In these uncertain times, any number of things could torpedo a merger – the bear market, fears of a recession or, you know, the company and every member of its board being subpoenaed in a criminal investigation. federal.

Or at least that is the case with Digital World Acquisition Corp, the blank check company that plans to merge with Donald Trump’s media company. On Monday, DWAC revealed in a regulatory filing that a federal grand jury in the Southern District of New York issued the subpoenas related to due diligence around the merger.

Shares fell 10% on the news. The stock has lost more than half its value this year as regulatory scrutiny has intensified.


Russia has just defaulted on its foreign debt for the first time since the Bolshevik revolution more than a century ago. And it’s not for lack of resources.

Here’s the thing: Moscow failed to pay $100 million in interest on two bonds that matured last month. A 30-day grace period expired on Sunday, officially putting the country in delinquency. It wasn’t unexpected, although it did take longer than most people thought (more on that in a minute).

Russia, as you would expect, has denied being at fault. And in all honesty, it looks like Moscow sent money, but rather than those funds ending up in bondholders’ accounts, they’re stuck in the plumbing of international finance thanks to far-reaching sanctions that prevent clearinghouses in Europe from doing business with Russia. entities.

So Russia is basically saying, listen, we’ve done our part – if the money can’t get out of the clearinghouse because of the sanctions, that sounds like a “you” problem, friend-o.


Defaults are murky territory, and Russia is basically arguing over semantics here. Being in “default” is a problem because it makes other countries reluctant to lend you money for big-ticket items like infrastructure you might want to build.

Solvency might be the least of Russia’s problems right now.
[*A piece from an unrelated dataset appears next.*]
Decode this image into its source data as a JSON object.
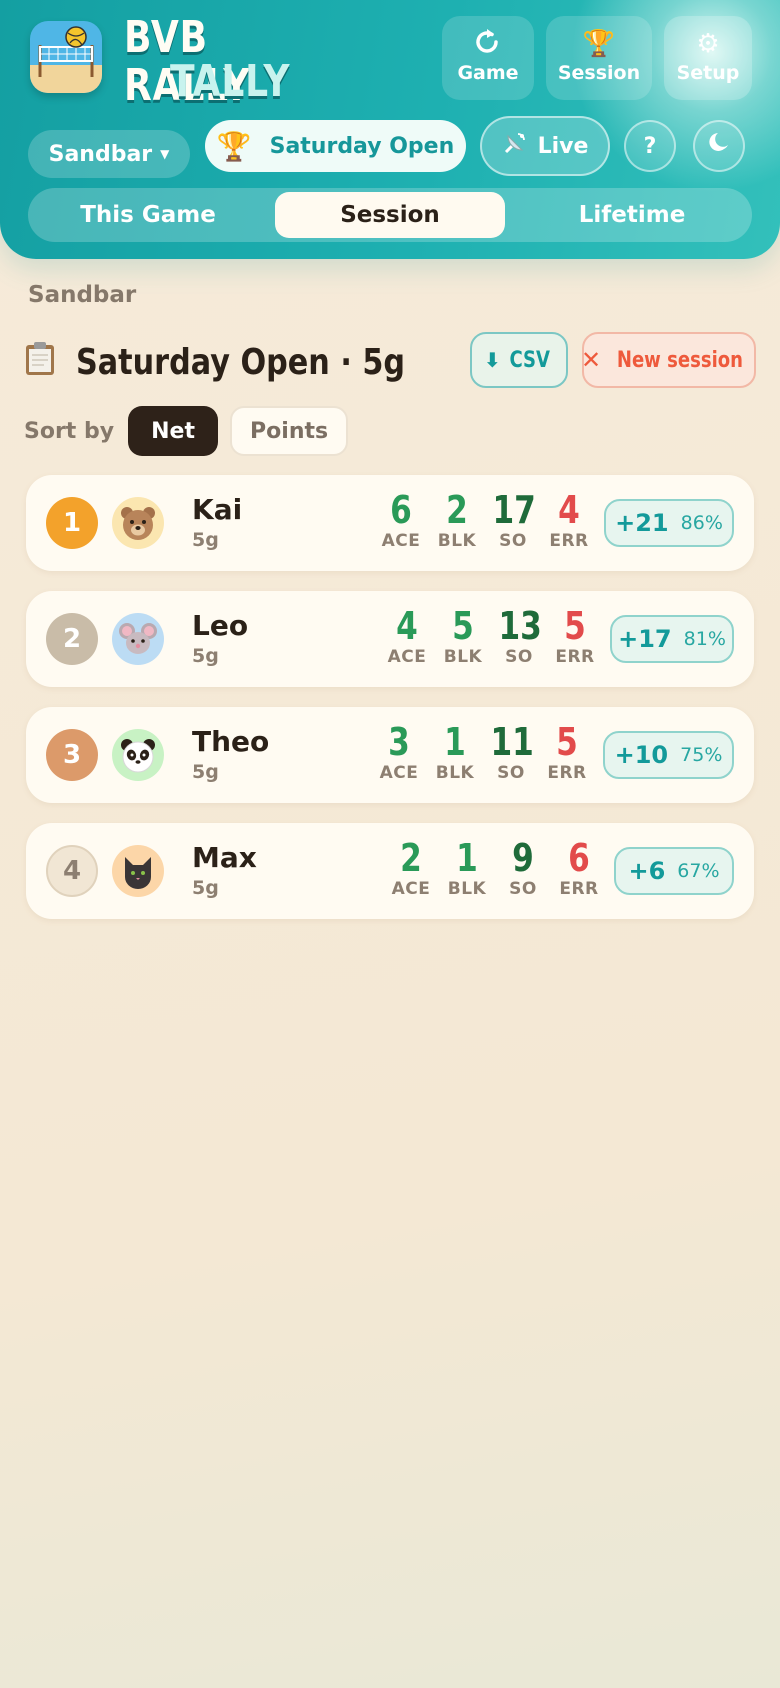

It’s like, imagine reading the news and seeing a headline about a mass-murdering sociopath who also had a subprime credit score and didn’t rewind his videos before sending them back to Blockbuster (or whatever modern equivalent to violate the “be kind rewind” ethos).

The fact is, no one will be caught dead loaning to an international pariah like Russia anytime soon.

But it gives the White House and European leaders something to congratulate themselves on while largely ignoring the fact that the Russian economy is doing much better than it should be.

The sanctions have largely failed to cripple the Russian economy as the West intended. Because even as an outcast, it’s still an oil state at a time when oil supplies are tight and prices are skyrocketing.

Even though the Europeans have drastically reduced Russian energy imports, other countries such as China and India enjoy deep discounts on Russian oil, which keeps Moscow flush. Meanwhile, the Russian currency, which crashed at the start of the war four months ago, rebounded to a seven-year high against the US dollar.

So what happens to bondholders who need to be healed? To be honest, nobody seems to know. They have three years to sue the Russian government, according to the Wall Street Journal.

“This is the most messy and legally uncertain sovereign default case I can think of,” one sovereign debt analyst told the WSJ. “That must be one of the many things that make investors nervous when they think about the prospect of suing the Russian government.”